I have hooked into some rather large sharks off the east end. Biggest one (that I saw) straightened out a big circle hook after he jumped a few times and put on a show. We were shark fishing though so we thought it was awesome. St. George is my favorite place in the whole world.


----------



## MudDucker (Jun 1, 2015)

HuntinJake_23 said:


> That was out first trip down to SGI and we will be back for sure!!



Guys on bigbendfishing.net have been reporting the fishing to be real slow.  Looks like you had excellent luck though.


----------



## MudDucker (Jun 1, 2015)

southGAlefty said:


> I have hooked into some rather large sharks off the east end. Biggest one (that I saw) straightened out a big circle hook after he jumped a few times and put on a show. We were shark fishing though so we thought it was awesome. St. George is my favorite place in the whole world.

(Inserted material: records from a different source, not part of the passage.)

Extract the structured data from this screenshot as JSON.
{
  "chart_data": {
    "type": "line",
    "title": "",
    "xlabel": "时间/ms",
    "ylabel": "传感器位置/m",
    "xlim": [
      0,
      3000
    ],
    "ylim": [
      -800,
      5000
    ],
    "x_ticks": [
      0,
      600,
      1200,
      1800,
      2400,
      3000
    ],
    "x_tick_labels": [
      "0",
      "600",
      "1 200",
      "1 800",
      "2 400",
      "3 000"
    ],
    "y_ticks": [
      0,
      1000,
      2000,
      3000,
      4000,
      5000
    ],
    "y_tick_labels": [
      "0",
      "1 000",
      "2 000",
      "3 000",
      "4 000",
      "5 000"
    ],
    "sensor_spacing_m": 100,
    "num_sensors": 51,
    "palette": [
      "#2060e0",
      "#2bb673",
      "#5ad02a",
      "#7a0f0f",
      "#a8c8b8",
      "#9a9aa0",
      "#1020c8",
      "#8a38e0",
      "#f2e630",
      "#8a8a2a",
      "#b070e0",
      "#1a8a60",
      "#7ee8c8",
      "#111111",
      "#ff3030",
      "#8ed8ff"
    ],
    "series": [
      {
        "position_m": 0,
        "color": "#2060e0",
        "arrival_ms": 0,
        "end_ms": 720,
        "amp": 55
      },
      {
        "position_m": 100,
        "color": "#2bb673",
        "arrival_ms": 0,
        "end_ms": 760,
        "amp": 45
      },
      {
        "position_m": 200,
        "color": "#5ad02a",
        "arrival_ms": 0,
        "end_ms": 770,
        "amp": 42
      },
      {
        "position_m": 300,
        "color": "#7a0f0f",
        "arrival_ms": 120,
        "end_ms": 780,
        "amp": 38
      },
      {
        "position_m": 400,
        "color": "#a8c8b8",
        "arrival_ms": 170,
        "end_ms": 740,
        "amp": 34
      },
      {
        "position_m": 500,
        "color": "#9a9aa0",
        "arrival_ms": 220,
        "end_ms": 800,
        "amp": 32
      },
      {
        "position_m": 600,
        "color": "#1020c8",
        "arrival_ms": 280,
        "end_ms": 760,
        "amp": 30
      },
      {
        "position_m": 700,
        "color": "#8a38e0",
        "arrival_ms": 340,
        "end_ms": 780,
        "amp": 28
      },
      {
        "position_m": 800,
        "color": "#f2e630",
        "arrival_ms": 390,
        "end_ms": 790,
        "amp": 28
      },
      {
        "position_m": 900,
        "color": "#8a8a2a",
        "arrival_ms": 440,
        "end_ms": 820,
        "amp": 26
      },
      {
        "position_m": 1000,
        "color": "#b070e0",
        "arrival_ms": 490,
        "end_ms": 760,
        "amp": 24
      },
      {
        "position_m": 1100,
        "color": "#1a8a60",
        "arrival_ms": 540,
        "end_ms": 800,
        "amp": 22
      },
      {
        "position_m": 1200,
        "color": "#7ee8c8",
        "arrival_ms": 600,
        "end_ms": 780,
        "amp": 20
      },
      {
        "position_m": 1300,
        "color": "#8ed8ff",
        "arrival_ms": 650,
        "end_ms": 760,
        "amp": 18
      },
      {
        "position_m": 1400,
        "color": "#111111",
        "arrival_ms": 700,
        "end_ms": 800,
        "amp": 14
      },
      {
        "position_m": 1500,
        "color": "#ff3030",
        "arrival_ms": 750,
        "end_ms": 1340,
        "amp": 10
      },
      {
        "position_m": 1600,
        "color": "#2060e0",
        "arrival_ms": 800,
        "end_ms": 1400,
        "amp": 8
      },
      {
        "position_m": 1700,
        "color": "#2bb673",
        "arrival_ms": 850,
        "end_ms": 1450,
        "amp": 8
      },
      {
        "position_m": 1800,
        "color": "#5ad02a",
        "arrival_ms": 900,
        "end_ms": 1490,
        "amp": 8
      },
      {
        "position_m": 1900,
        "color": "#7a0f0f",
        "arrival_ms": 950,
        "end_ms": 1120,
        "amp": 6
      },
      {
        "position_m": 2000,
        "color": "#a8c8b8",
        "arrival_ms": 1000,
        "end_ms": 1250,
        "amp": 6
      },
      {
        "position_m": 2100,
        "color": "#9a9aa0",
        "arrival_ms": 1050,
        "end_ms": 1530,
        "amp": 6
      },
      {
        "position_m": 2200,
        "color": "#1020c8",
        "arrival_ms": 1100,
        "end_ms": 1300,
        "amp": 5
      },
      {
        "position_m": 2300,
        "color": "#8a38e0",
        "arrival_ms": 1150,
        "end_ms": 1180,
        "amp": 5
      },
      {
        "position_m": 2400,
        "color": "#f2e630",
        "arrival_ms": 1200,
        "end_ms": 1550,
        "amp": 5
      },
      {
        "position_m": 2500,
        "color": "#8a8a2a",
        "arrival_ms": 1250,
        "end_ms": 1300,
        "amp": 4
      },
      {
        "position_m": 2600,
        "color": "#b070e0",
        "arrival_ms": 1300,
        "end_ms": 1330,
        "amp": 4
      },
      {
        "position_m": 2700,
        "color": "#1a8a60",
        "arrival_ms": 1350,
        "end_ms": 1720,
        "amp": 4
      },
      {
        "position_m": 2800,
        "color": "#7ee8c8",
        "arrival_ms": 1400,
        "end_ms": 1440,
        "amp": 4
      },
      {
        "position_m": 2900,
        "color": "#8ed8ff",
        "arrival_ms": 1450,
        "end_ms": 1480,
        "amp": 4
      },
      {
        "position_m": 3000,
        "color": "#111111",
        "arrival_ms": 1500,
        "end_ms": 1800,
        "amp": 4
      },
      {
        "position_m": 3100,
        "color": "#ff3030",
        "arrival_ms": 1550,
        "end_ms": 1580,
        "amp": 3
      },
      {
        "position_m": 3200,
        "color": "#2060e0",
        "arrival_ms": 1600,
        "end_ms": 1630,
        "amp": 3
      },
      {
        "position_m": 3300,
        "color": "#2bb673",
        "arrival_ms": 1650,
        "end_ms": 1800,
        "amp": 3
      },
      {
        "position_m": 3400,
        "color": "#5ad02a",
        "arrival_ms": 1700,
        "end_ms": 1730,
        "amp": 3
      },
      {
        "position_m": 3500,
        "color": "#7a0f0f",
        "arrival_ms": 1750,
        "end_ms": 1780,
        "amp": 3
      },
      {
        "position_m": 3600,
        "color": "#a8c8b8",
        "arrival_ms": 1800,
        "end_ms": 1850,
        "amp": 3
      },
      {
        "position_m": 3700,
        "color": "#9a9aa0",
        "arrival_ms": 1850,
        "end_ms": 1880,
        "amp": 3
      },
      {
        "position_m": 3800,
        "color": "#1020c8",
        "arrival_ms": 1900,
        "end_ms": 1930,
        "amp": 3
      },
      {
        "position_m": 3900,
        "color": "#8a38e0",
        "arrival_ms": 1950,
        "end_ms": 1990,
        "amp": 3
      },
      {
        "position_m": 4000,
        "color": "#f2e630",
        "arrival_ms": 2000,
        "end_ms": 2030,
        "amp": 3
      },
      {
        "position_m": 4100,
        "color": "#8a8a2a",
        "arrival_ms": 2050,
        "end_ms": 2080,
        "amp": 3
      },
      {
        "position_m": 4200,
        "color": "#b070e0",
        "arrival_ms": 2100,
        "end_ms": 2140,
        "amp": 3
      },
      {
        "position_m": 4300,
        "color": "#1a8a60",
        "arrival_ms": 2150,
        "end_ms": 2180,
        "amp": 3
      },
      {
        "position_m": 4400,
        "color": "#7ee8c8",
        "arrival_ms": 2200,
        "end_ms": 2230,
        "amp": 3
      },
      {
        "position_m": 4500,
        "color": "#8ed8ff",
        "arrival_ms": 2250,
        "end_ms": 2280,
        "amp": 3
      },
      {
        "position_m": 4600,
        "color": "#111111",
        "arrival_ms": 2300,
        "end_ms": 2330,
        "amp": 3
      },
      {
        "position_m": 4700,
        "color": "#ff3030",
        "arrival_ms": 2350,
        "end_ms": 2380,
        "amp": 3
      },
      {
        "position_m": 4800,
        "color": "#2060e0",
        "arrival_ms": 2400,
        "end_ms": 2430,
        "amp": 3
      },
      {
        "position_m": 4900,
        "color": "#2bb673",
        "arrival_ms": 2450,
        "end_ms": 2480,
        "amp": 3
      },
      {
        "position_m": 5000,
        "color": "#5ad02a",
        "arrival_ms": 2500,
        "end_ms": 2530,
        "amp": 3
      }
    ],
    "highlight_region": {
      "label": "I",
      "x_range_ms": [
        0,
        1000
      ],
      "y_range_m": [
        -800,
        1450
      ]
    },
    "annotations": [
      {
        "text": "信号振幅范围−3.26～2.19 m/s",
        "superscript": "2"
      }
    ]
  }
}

The east end and the cut between SGI and Dog Island is notorious for sharks.  I've seen some really big hammer heads in that area.  On deputy sheriff from here went down there about 10 years ago and was never seen again.  they are pretty sure he became one with a shark or sharks.  Be sure not to wade with any bait on your person.


----------



## Dustin Pate (Jun 1, 2015)

MudDucker said:


> The east end and the cut between SGI and Dog Island is notorious for sharks.  I've seen some really big hammer heads in that area.  On deputy sheriff from here went down there about 10 years ago and was never seen again.  they are pretty sure he became one with a shark or sharks.  Be sure not to wade with any bait on your person.



10-4 on the wading part especially at the East End. I have seen some big ones swimming right against the shore.


----------